His first work in the area of social capital, where he wrote his most famous book, was Making Democracy Work: Civic Traditions in Modern Italy. published in 1993. Making Democracy Work is a comparative study of regional governments in Italy that drew great attention for its argument that the success of democracies depends in large part on the horizontal bonds that make up social capital.
Robert Putnam writes in Making Democracy Work that northern Italy’s history of community, guilds, clubs, and choral societies led to greater civic involvement and greater economic prosperity. That is a theme that will appear in Putnam’s future work. Meanwhile, the agrarian society of Southern Italy is less prosperous economically and democratically because of less social capital.

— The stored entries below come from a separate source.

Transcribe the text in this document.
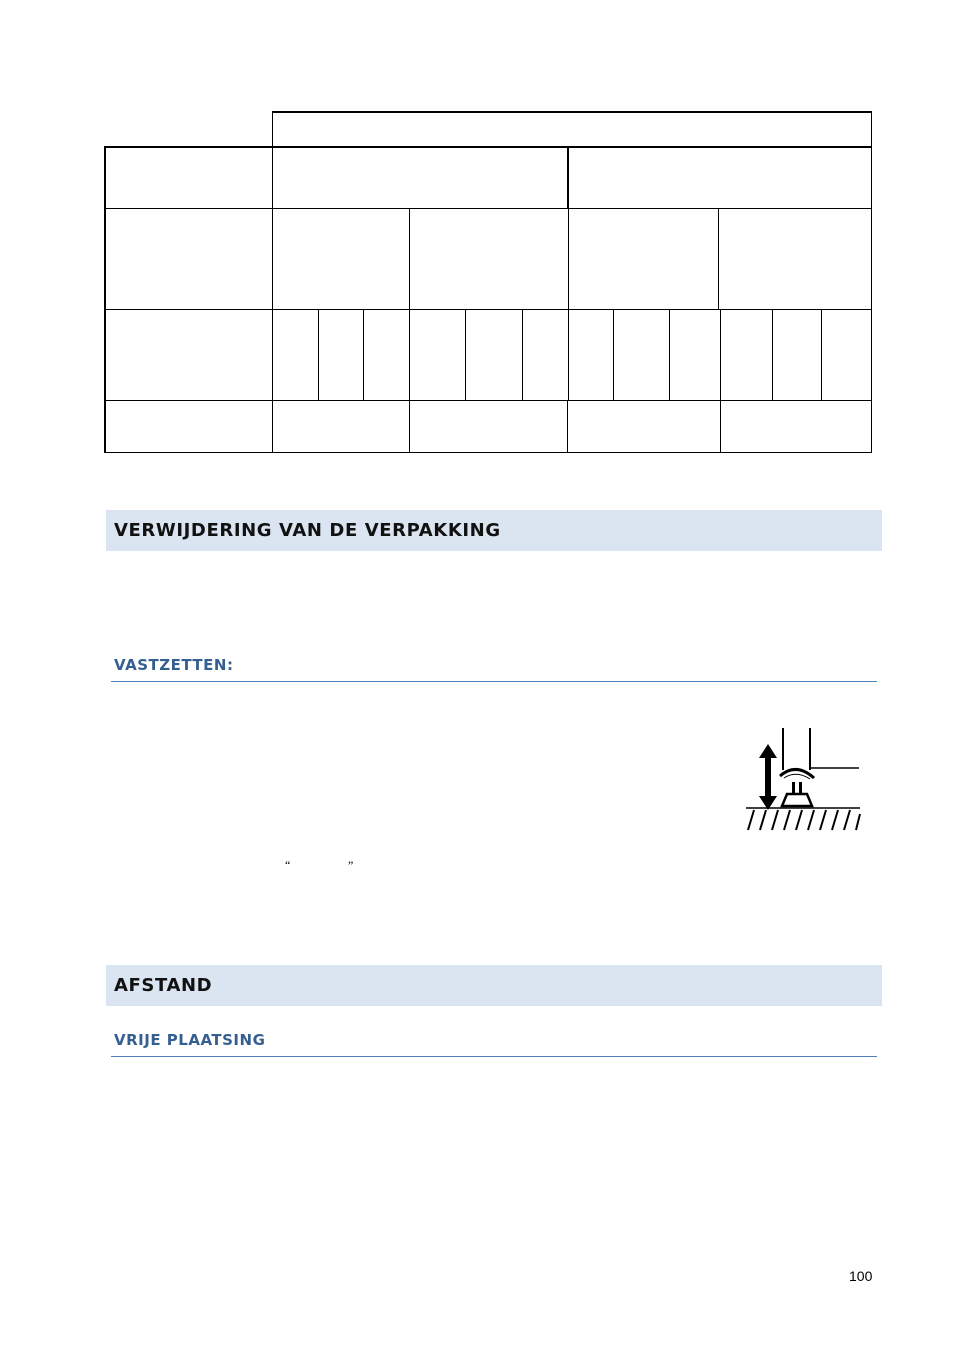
VERWIJDERING VAN DE VERPAKKING
VASTZETTEN:
“	”
AFSTAND
VRIJE PLAATSING
100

In other work, Robert Putnam developed the influential two-level game theory that assumes international agreements will only be successfully brokered if they also result in domestic benefits. His most famous work, Bowling Alone, argues that the United States has undergone an unprecedented collapse in civic, social, associational, and political life (social capital) since the 1960s, with serious negative consequences.
In 1995, Robert Putnam published “Bowling Alone: America’s Declining Social Capital” in the Journal of Democracy. The article was widely read and gave him a great deal of attention, including an invitation to meet with then-President Bill Clinton and a spot in the pages of People Magazine.

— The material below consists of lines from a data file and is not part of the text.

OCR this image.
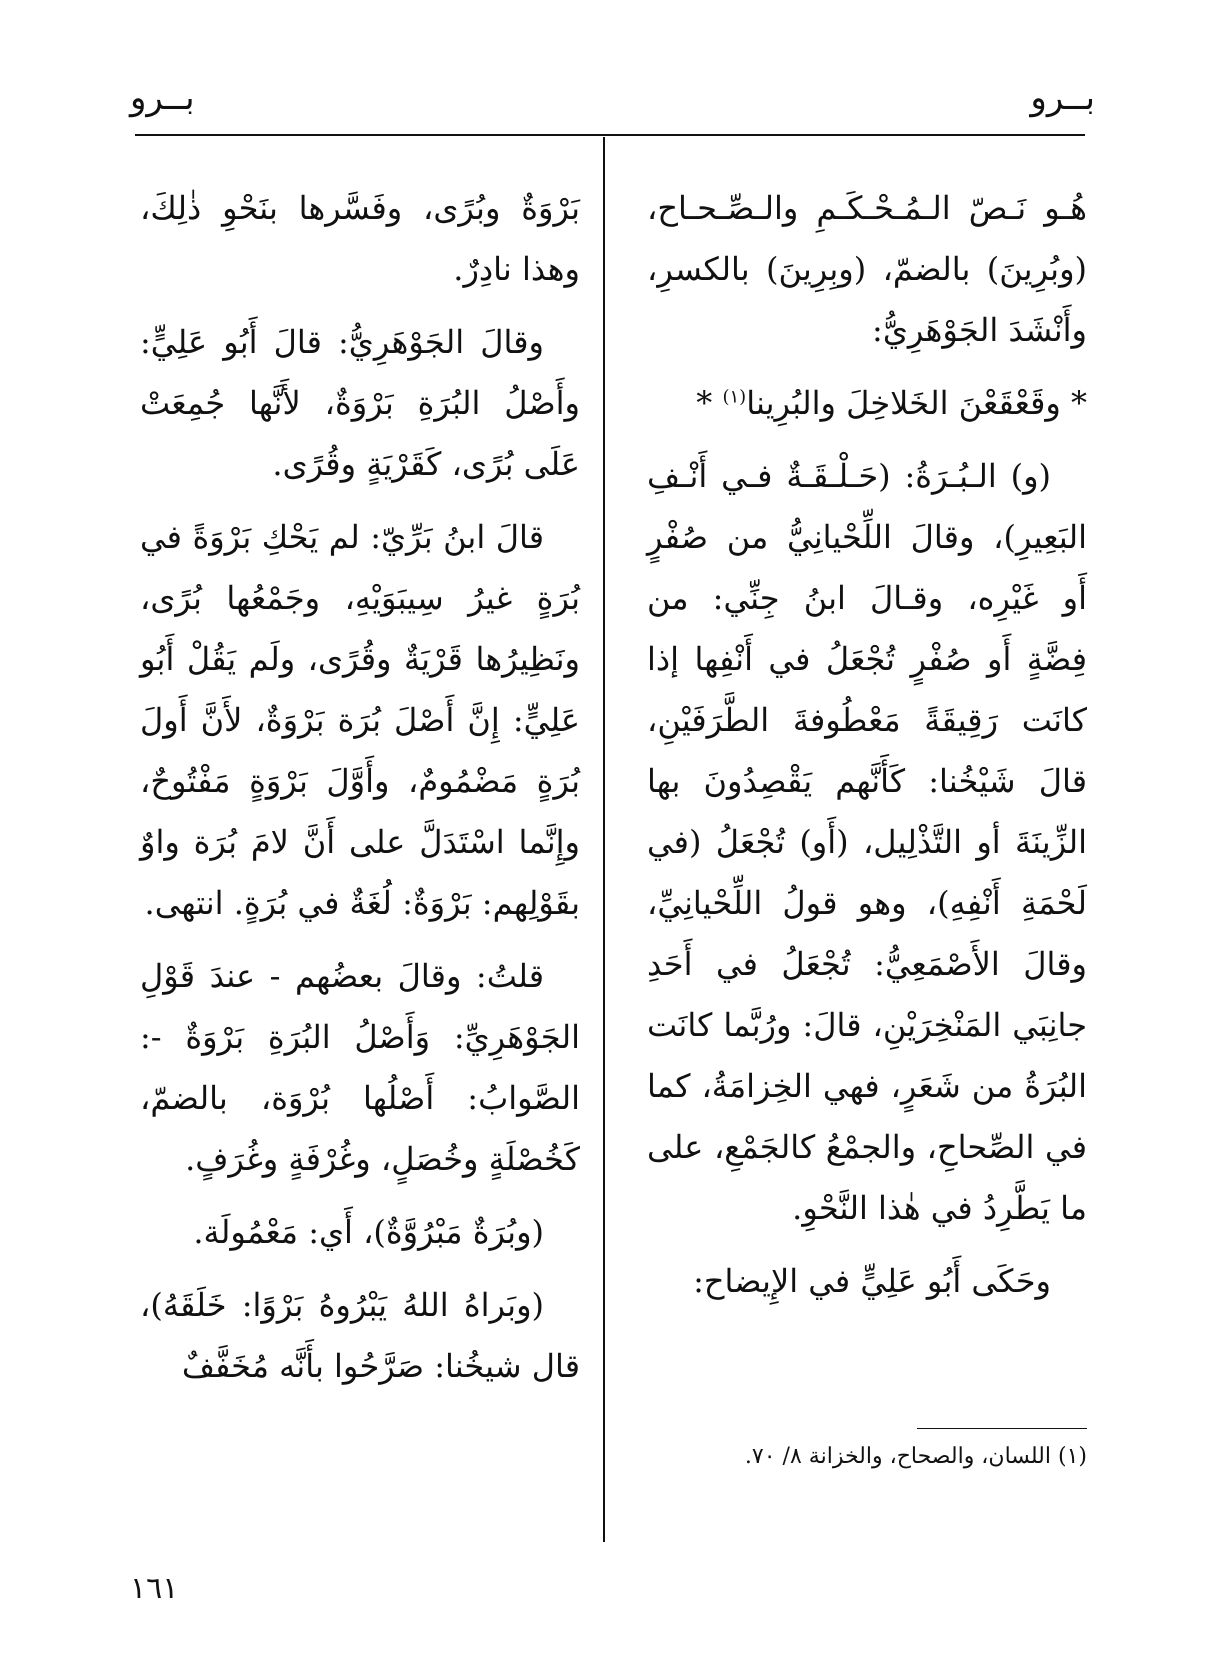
بــرو
بــرو

هُـو نَـصّ الـمُـحْـكَـمِ والـصِّـحـاح، (وبُرِينَ) بالضمّ، (وبِرِينَ) بالكسرِ، وأَنْشَدَ الجَوْهَرِيُّ:

* وقَعْقَعْنَ الخَلاخِلَ والبُرِينا$^{(١)}$ *

(و) الـبُـرَةُ: (حَـلْـقَـةٌ فـي أَنْـفِ البَعِيرِ)، وقالَ اللِّحْيانِيُّ من صُفْرٍ أَو غَيْرِه، وقـالَ ابنُ جِنِّي: من فِضَّةٍ أَو صُفْرٍ تُجْعَلُ في أَنْفِها إذا كانَت رَقِيقَةً مَعْطُوفةَ الطَّرَفَيْنِ، قالَ شَيْخُنا: كَأَنَّهم يَقْصِدُونَ بها الزِّينَةَ أو التَّذْلِيل، (أَو) تُجْعَلُ (في لَحْمَةِ أَنْفِهِ)، وهو قولُ اللِّحْيانِيِّ، وقالَ الأَصْمَعِيُّ: تُجْعَلُ في أَحَدِ جانِبَي المَنْخِرَيْنِ، قالَ: ورُبَّما كانَت البُرَةُ من شَعَرٍ، فهي الخِزامَةُ، كما في الصِّحاحِ، والجمْعُ كالجَمْعِ، على ما يَطَّرِدُ في هٰذا النَّحْوِ.

وحَكَى أَبُو عَلِيٍّ في الإِيضاح:

بَرْوَةٌ وبُرًى، وفَسَّرها بنَحْوِ ذٰلِكَ، وهذا نادِرٌ.

وقالَ الجَوْهَرِيُّ: قالَ أَبُو عَلِيٍّ: وأَصْلُ البُرَةِ بَرْوَةٌ، لأَنَّها جُمِعَتْ عَلَى بُرًى، كَقَرْيَةٍ وقُرًى.

قالَ ابنُ بَرِّيّ: لم يَحْكِ بَرْوَةً في بُرَةٍ غيرُ سِيبَوَيْهِ، وجَمْعُها بُرًى، ونَظِيرُها قَرْيَةٌ وقُرًى، ولَم يَقُلْ أَبُو عَلِيٍّ: إِنَّ أَصْلَ بُرَة بَرْوَةٌ، لأَنَّ أَولَ بُرَةٍ مَضْمُومٌ، وأَوَّلَ بَرْوَةٍ مَفْتُوحٌ، وإِنَّما اسْتَدَلَّ على أَنَّ لامَ بُرَة واوٌ بقَوْلِهم: بَرْوَةٌ: لُغَةٌ في بُرَةٍ. انتهى.

قلتُ: وقالَ بعضُهم - عندَ قَوْلِ الجَوْهَرِيِّ: وَأَصْلُ البُرَةِ بَرْوَةٌ -: الصَّوابُ: أَصْلُها بُرْوَة، بالضمّ، كَخُصْلَةٍ وخُصَلٍ، وغُرْفَةٍ وغُرَفٍ.

(وبُرَةٌ مَبْرُوَّةٌ)، أَي: مَعْمُولَة.

(وبَراهُ اللهُ يَبْرُوهُ بَرْوًا: خَلَقَهُ)، قال شيخُنا: صَرَّحُوا بأَنَّه مُخَفَّفٌ

(١) اللسان، والصحاح، والخزانة ٨/ ٧٠.
١٦١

In 2000, he published Bowling Alone: The Collapse and Revival of American Community, a book-length expansion of the argument that Putnam made in the Journal of Democracy, adding new evidence. Though he measured the decline of social capital with data of many varieties, his most striking point, and the title of the book and cover photo, was that many traditional civic, social, and fraternal organizations, like bowling leagues, had undergone a massive decline in membership while the number of people bowling had increased dramatically.
In an academic innovation, Robert Putnam, in the book-length version of Bowling Alone, distinguishes two kinds of social capital: bonding capital and bridging capital. Bonding occurs among similar people (same age, same race, same religion, etc.), while bridging involves the same activities among dissimilar people. He argues that peaceful multi-ethnic societies require both types of social capital. These types of social capital are symbiotic. They strengthen each other, and when they weaken, a democratic society weakens.
Conclusion
Robert Putnam has remained active. In March 2015, he published a book called Our Kids: The American Dream in Crisis that looked at issues of inequality of opportunity in the United States, which is severe. Robert Putnam is well-known. According to the Open Syllabus Project, Putnam is the fourth most frequently cited author on college syllabi for political science courses.